Trovafloxacin (Trovan) and levofloxacin (Levaquin) are new, third-generation fluoroquinolones with excellent efficacy against staphylococci and streptococci. They will probably replace vancomycin because of their superior solubility and lower toxicity.
• Tobramycin (Tobrex).
We put tobramycin in BBS, but the amount of the drug that actually gets into the eye is problematic because of its poor solubility. Don’t use tobramycin if you break the posterior capsule, because it will sink and pull on the fovea or the optic nerve, which can cause severe damage. Tobramycin also isn’t effective against staphylococci and streptococci, and it can be toxic.
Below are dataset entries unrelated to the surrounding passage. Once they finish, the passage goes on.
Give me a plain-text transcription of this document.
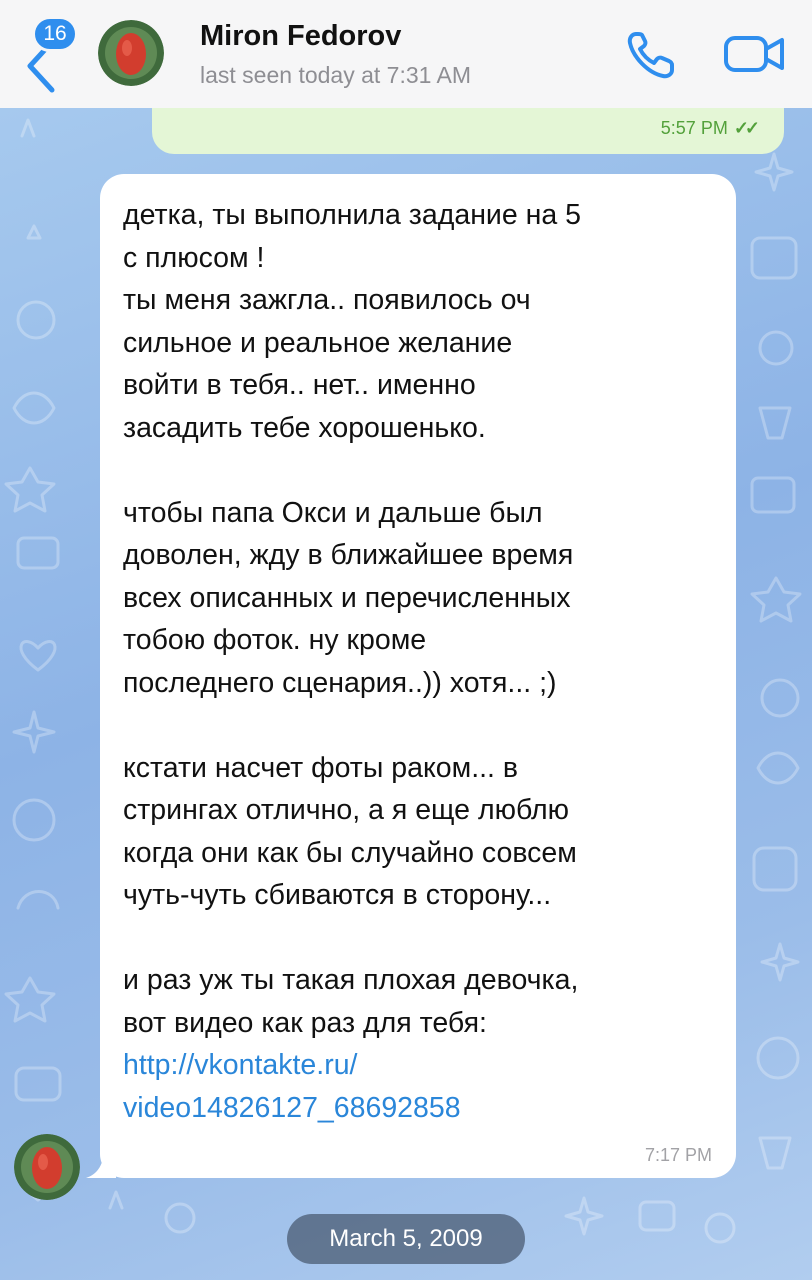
16	Miron Fedorov
last seen today at 7:31 AM
5:57 PM ✓✓
детка, ты выполнила задание на 5
с плюсом !
ты меня зажгла.. появилось оч
сильное и реальное желание
войти в тебя.. нет.. именно
засадить тебе хорошенько.
чтобы папа Окси и дальше был
доволен, жду в ближайшее время
всех описанных и перечисленных
тобою фоток. ну кроме
последнего сценария..)) хотя... ;)
кстати насчет фоты раком... в
стрингах отлично, а я еще люблю
когда они как бы случайно совсем
чуть-чуть сбиваются в сторону...
и раз уж ты такая плохая девочка,
вот видео как раз для тебя:
http://vkontakte.ru/
video14826127_68692858
7:17 PM
March 5, 2009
Because penetration is an important issue with antibiotic use, we studied the extent of penetration into the cornea and aqueous of several fluoroquinolone antibiotics (ciprofloxacin [Ciloxan], ofloxacin and norfloxacin [Chibroxin]). Ofloxacin had five times the penetration of ciprofloxacin and six times that of norfloxacin, which has poor penetration and a limited spectrum of activity.
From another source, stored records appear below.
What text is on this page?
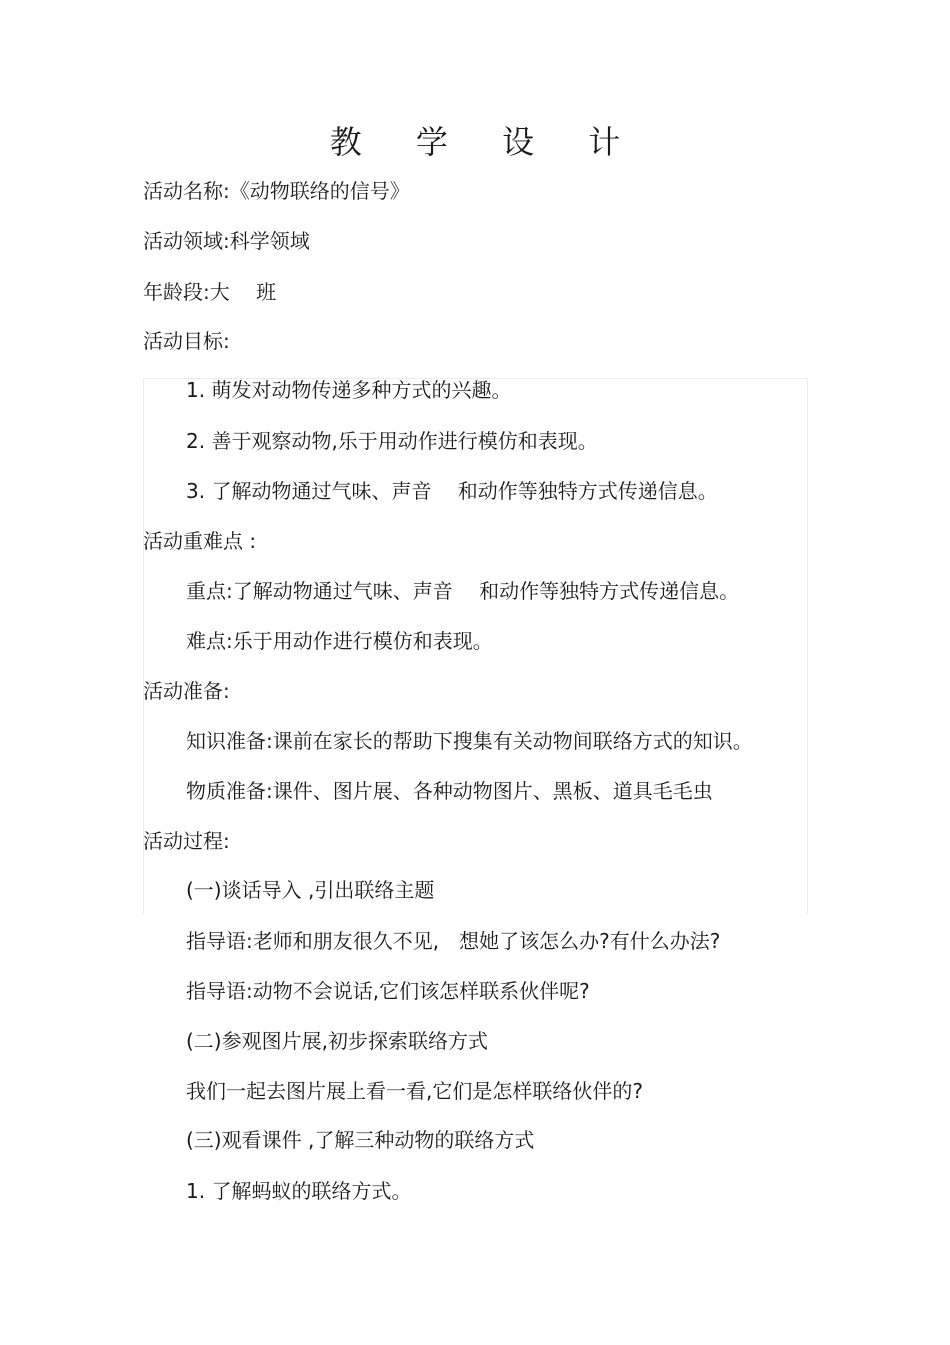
教 学 设 计
活动名称:《动物联络的信号》
活动领域:科学领域
年龄段:大　 班
活动目标:
1. 萌发对动物传递多种方式的兴趣。
2. 善于观察动物,乐于用动作进行模仿和表现。
3. 了解动物通过气味、声音　 和动作等独特方式传递信息。
活动重难点 :
重点:了解动物通过气味、声音　 和动作等独特方式传递信息。
难点:乐于用动作进行模仿和表现。
活动准备:
知识准备:课前在家长的帮助下搜集有关动物间联络方式的知识。
物质准备:课件、图片展、各种动物图片、黑板、道具毛毛虫
活动过程:
(一)谈话导入 ,引出联络主题
指导语:老师和朋友很久不见,　想她了该怎么办?有什么办法?
指导语:动物不会说话,它们该怎样联系伙伴呢?
(二)参观图片展,初步探索联络方式
我们一起去图片展上看一看,它们是怎样联络伙伴的?
(三)观看课件 ,了解三种动物的联络方式
1. 了解蚂蚁的联络方式。
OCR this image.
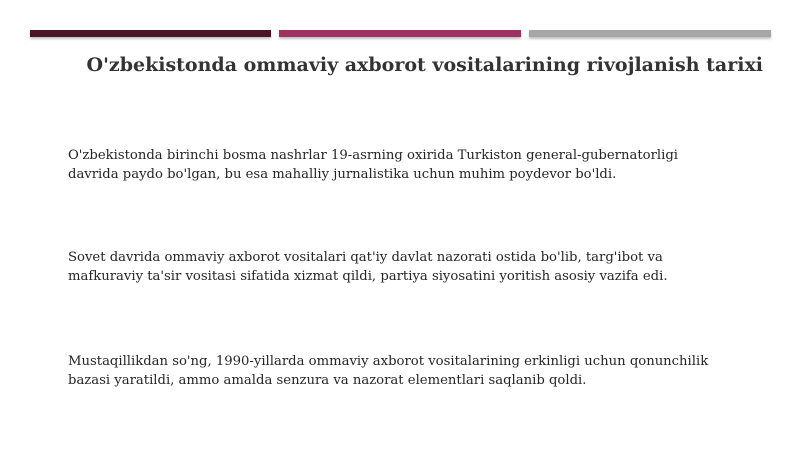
O'zbekistonda ommaviy axborot vositalarining rivojlanish tarixi

O'zbekistonda birinchi bosma nashrlar 19-asrning oxirida Turkiston general-gubernatorligi
davrida paydo bo'lgan, bu esa mahalliy jurnalistika uchun muhim poydevor bo'ldi.

Sovet davrida ommaviy axborot vositalari qat'iy davlat nazorati ostida bo'lib, targ'ibot va
mafkuraviy ta'sir vositasi sifatida xizmat qildi, partiya siyosatini yoritish asosiy vazifa edi.

Mustaqillikdan so'ng, 1990-yillarda ommaviy axborot vositalarining erkinligi uchun qonunchilik
bazasi yaratildi, ammo amalda senzura va nazorat elementlari saqlanib qoldi.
A fluoroquinolone must have good penetration in the anterior chamber, which both ciprofloxacin and ofloxacin do. It’s impossible to show that one fluoroquinolone antibiotic is better than another for antibacterial prophylaxis during cataract surgery, but there are strong pharmacologic and physiologic reasons to use one that enters the anterior chamber.

Fluoroquinolones have better coverage than aminoglycosides. The most effective way to get antibiotics into the eye is by aggressively dosing with a topical fluoroquinolone. The most aggressive dosing gets 1 mcg to 2 mcg into the anterior chamber.
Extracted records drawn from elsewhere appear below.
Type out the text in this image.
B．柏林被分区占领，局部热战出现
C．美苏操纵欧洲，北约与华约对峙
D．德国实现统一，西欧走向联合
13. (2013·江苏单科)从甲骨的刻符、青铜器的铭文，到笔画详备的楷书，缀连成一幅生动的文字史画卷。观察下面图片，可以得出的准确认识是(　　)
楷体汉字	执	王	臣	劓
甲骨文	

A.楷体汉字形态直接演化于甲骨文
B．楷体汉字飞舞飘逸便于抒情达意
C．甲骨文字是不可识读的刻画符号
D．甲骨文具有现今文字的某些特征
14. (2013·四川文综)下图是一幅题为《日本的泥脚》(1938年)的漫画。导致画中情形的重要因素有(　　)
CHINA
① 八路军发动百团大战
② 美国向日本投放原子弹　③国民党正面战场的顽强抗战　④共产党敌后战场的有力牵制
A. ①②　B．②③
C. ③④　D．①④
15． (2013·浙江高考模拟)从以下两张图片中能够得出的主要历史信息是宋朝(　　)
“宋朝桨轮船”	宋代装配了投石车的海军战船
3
Fluoroquinolones do have some drawbacks. Some studies claim that ciprofloxacin can be toxic to the corneal epithelium in PRK or phototherapeutic keratectomy. We haven’t seen much toxicity when we use fluoroquinolones q.i.d.

Ciprofloxacin also seems to be more susceptible to chelation in patients who are taking antacids. Cations chelate ciprofloxacin more than they do ofloxacin. These cations are present in Alcon’s BSS (+) and AMO’s BSS (Endosol), so remember that your irrigating solutions can inhibit ciprofloxacin.

Fluoroquinolones are great for ocular isolates, because they’re broad-spectrum. Ofloxacin kills 92% of gram-positive bacteria; ciprofloxacin kills 86%. For gram-negative bacteria, the figures are 98% for ofloxacin and 99% for ciprofloxacin.

For corneal ulcers caused by Pseudomonas aeruginosa, ciprofloxacin might be best. But it doesn’t work well against streptococci, whereas ofloxacin does. Ciprofloxacin and ofloxacin are 85% to 90% effective against S. epidermidis. An hour or two is plenty of time for anterior segment concentration to decrease your inoculum.

We’ll always worry about endophthalmitis. But new medications such as the fluoroquinolones make our responsibility lighter. Be open to therapeutic innovations, and you’ll serve your patients well.